Herkesten biraz uzaklaşmak istediğim o gece ikinci defa düşünmeden verdiğim bir kararla sekiz yıldır yaşadığım Seul'ü terk edip, soluğu doğup büyüdüğüm sokakları çevreleyen Melbourne'da almıştım. Ulusal Park'taki yapay gölette yüzen birkaç kuğunun bir dilim ıslak ekmek için didişmeleri o an için susmak bilmeyen telefonumdan daha ilgi çekiciydi ve doymak için savaşmaları tüm dikkatimi üzerlerinde toplamışken bankta yanıma birinin oturduğunu farketmemiştim bile. Onu arkamda bırakırken sırtıma diktiğini bilmediğim bakışlarını da öyle. Nihayetinde bir yabancıydı.

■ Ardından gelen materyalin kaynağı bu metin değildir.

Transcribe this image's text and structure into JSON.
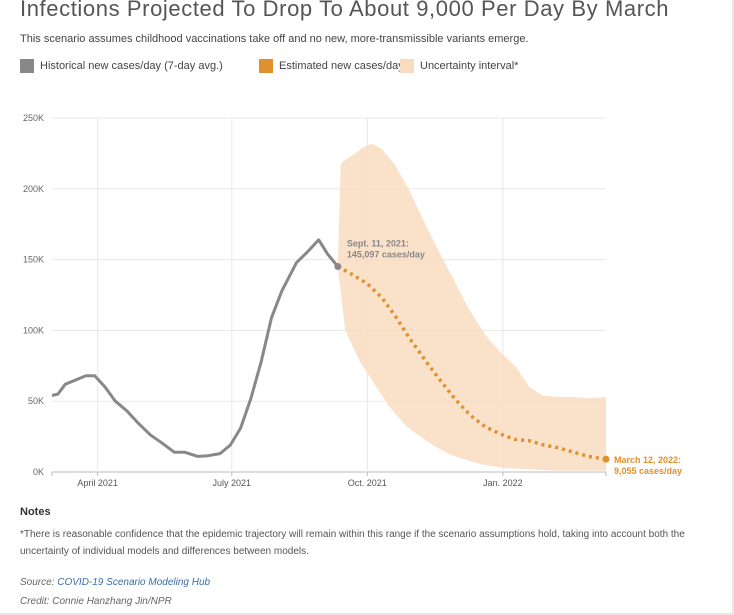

Doğrusu, bir avcıydı. Nadiren kendisi için avlanan, neslinin tükenmeye yüz tuttuğunu söylediği o nadir kuşu arayan bir avcıydı.

Beni arıyordu.

Beni mahvetmek, dizlerimin üzerine çöküp canım için yalvarırken ağzımı silahının namlusuyla doldurmak için peşimdeydi ve bir canavar bile olsa, bir avcının sessizliğine sahipti. Peşimden gelirken adımlarını hissettirmezdi. Evimde, benimleyken nefeslerini duyamazdım. Ön kapıya taktırdığım aptal güvenlik kamerası gölgesini bile yakalayamazdı.

Dizlerimden tutarak iki yana ayırdığı bacaklarımı biraz daha aralayıp, tüm bedenini yavaşça baldırlarıma ittiğinde görürdüm onu.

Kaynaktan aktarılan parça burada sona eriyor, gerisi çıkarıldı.